Causas de accidente cerebrovascular y factores de riesgo

Causas del accidente cerebrovascular

Un derrame cerebral ocurre de repente y puede tener repercusiones graves y perjudiciales. Pero si bien los aspectos visibles de un accidente cerebrovascular sin duda huelga abruptamente, detrás de las escenas un accidente cerebrovascular es causada por una serie de factores que se acumulan lentamente en los últimos años. La buena noticia es que las causas del accidente cerebrovascular se comprenden bien.

La mayoría de las personas que experimentan un accidente cerebrovascular tienen más de un factor predisponente. También hay una buena cantidad de superposición entre las causas de accidente cerebrovascular, ya que algunas de las causas de accidente cerebrovascular también conducen a otras condiciones que finalmente influyen en el riesgo de accidente cerebrovascular, lo que resulta en un círculo vicioso.
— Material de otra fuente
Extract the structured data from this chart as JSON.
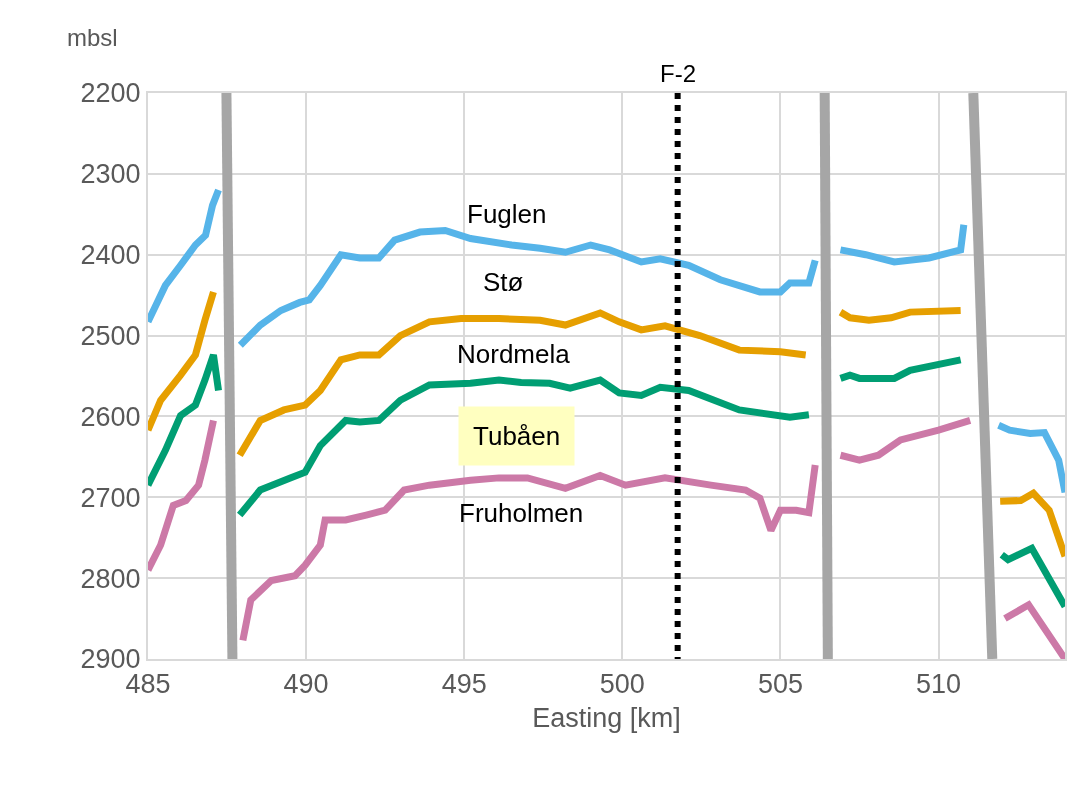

La mayoría de las causas de accidente cerebrovascular, sin embargo, son prevenibles o al menos controlables.

Enfermedad del corazón

La enfermedad cardíaca es la principal causa de accidente cerebrovascular, ya que cada latido cardíaco envía sangre desde el corazón a todo el cuerpo. Si se forma un coágulo de sangre en el corazón como resultado de un latido cardíaco irregular (arritmia) o una valvulopatía, el coágulo puede viajar fácilmente al cerebro, obstruyendo el flujo sanguíneo y produciendo un derrame cerebral.

Enfermedad de las arterias intracraneales

Cuando los vasos sanguíneos en el cerebro (vasos cerebrales) se vuelven insalubres e irregulares, un coágulo de sangre puede quedar atrapado dentro de ellos, lo que interfiere con el flujo sanguíneo y causa un derrame cerebral. Las arterias en el cerebro pueden dañarse debido a la presión arterial alta, el colesterol alto, la diabetes y el tabaquismo.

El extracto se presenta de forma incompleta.